Starek Renato V M, Gomes Samirah A, Helou Claudia M B
Ambulatório de Nefrolitíase, Hospital das Clínicas da Faculdade de Medicina da Universidade de São Paulo, São Paulo, Brazil.
Laboratório de Pesquisa Básica da Unidade de Doenças Renais (LIM 12), Nefrologia, Hospital das Clínicas da Faculdade de Medicina da Universidade de São Paulo, São Paulo, Brazil.
Kidney Blood Press Res. 2024;49(1):987-1002. doi: 10.1159/000540953. Epub 2024 Oct 24.
The literature lacks whether metabolic alkalemia occurs in outpatients with hypercalciuric nephrolithiasis. Thus, we aim to investigate it because these patients are often treated with thiazides to reduce urinary calcium excretion. However, thiazides induce chloride losses due to the inhibition of Na-Cl cotransporter expressed in the renal distal tubule cells. Besides thiazide prescription, many of these patients are also supplemented with potassium citrate, which is an addition of alkali source in their bodies.

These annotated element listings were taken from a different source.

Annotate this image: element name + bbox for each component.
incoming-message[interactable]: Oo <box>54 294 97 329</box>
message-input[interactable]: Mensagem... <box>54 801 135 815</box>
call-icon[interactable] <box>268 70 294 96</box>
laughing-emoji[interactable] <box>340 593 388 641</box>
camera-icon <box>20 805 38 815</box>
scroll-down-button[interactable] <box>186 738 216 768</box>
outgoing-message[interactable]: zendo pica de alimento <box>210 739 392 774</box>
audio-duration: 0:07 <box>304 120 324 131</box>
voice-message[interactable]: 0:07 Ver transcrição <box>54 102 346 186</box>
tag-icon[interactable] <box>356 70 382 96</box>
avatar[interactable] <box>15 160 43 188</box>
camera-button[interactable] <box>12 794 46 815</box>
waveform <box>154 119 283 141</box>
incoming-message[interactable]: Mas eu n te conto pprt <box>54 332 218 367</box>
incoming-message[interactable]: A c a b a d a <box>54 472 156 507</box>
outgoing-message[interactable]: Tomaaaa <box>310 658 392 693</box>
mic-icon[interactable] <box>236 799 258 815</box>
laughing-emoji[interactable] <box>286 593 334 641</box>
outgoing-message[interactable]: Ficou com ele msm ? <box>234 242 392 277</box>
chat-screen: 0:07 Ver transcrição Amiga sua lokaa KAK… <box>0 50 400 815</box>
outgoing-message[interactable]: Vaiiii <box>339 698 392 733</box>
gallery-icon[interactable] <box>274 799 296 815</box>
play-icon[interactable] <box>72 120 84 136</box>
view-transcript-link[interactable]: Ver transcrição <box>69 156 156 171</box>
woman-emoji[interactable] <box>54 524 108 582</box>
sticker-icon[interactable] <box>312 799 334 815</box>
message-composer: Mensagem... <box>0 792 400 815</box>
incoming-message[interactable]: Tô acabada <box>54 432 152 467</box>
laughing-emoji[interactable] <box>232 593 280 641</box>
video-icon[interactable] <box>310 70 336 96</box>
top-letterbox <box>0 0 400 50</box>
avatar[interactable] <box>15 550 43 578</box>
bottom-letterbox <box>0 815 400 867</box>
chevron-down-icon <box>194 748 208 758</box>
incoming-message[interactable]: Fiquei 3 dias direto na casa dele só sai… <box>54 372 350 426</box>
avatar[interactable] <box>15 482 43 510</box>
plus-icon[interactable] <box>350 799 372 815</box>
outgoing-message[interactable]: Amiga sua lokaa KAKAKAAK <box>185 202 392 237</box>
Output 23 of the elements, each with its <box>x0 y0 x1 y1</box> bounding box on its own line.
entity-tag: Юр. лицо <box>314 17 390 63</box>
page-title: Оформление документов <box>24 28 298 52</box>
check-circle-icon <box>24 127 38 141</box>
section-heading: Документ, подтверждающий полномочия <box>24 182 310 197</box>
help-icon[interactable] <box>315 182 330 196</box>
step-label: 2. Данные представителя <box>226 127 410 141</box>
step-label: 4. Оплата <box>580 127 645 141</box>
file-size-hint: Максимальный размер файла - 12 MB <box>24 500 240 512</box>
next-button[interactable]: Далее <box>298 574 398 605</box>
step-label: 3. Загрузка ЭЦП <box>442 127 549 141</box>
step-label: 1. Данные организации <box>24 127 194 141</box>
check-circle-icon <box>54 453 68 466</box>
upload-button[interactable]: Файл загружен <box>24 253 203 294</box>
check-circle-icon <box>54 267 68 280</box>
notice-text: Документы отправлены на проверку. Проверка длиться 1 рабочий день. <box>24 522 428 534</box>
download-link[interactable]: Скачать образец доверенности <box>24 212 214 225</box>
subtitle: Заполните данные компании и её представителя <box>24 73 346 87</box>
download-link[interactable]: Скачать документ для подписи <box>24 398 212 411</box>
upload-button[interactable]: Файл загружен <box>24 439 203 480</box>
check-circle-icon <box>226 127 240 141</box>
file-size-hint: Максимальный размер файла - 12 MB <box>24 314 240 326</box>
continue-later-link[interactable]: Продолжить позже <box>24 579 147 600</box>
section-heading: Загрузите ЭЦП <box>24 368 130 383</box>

We collected clinical, demographic characteristics, and laboratory data from electronic medical charts of outpatients with calcium kidney stones followed in our institution from January 2013 to July 2021. We diagnosed those cases as metabolic alkalemia, in which the venous blood gas tests showed pH ≥7.46 and bicarbonate concentration >26 mEq/L. Then, we applied statistical analysis to compare distinct categories between patients with and without metabolic alkalemia.
We diagnosed metabolic alkalemia in 4.3% of hypercalciuric nephrolithiasis outpatients, and we verified that thiazides had been used in all of them except in one case. Furthermore, we observed that the amount of thiazide taken daily was higher in patients with metabolic alkalemia than in those without this imbalance. Additionally, hypokalemia was present in 37% of patients who developed metabolic alkalemia. We also found lower chloride, magnesium and ionic calcium serum concentrations in patients with metabolic alkalemia than in those without an acid-base disequilibrium.
Despite the low prevalence of metabolic alkalemia in hypercalciuric kidney stone formers, it is important to monitor these patients due to the high incidence of hypokalemia and the potential presence of other electrolyte disorders.
关于高钙尿性肾结石门诊患者是否会发生代谢性碱血症,目前尚无相关文献报道。因此,我们旨在对此进行研究,因为这些患者常使用噻嗪类药物来减少尿钙排泄。然而,噻嗪类药物会抑制肾远曲小管细胞中表达的钠 - 氯共转运体,从而导致氯化物丢失。除了使用噻嗪类药物外,这些患者中的许多人还补充了柠檬酸钾,这会增加体内的碱源。
我们收集了2013年1月至2021年7月在我院就诊的肾结石门诊患者的电子病历中的临床、人口统计学特征和实验室数据。我们将静脉血气检查显示pH≥7.46且碳酸氢盐浓度>26 mEq/L的病例诊断为代谢性碱血症。然后,我们进行统计分析,比较有和没有代谢性碱血症患者之间的不同类别。
我们在4.3%的高钙尿性肾结石门诊患者中诊断出代谢性碱血症,并且我们证实除了1例患者外,其余所有患者都使用过噻嗪类药物。此外,我们观察到发生代谢性碱血症的患者每日服用噻嗪类药物的量高于未发生这种失衡的患者。此外,发生代谢性碱血症的患者中有37%存在低钾血症。我们还发现,与没有酸碱失衡的患者相比,发生代谢性碱血症的患者血清氯化物、镁和离子钙浓度较低。
尽管高钙尿性肾结石患者中代谢性碱血症的患病率较低,但由于低钾血症的高发生率以及其他电解质紊乱的潜在存在,对这些患者进行监测很重要。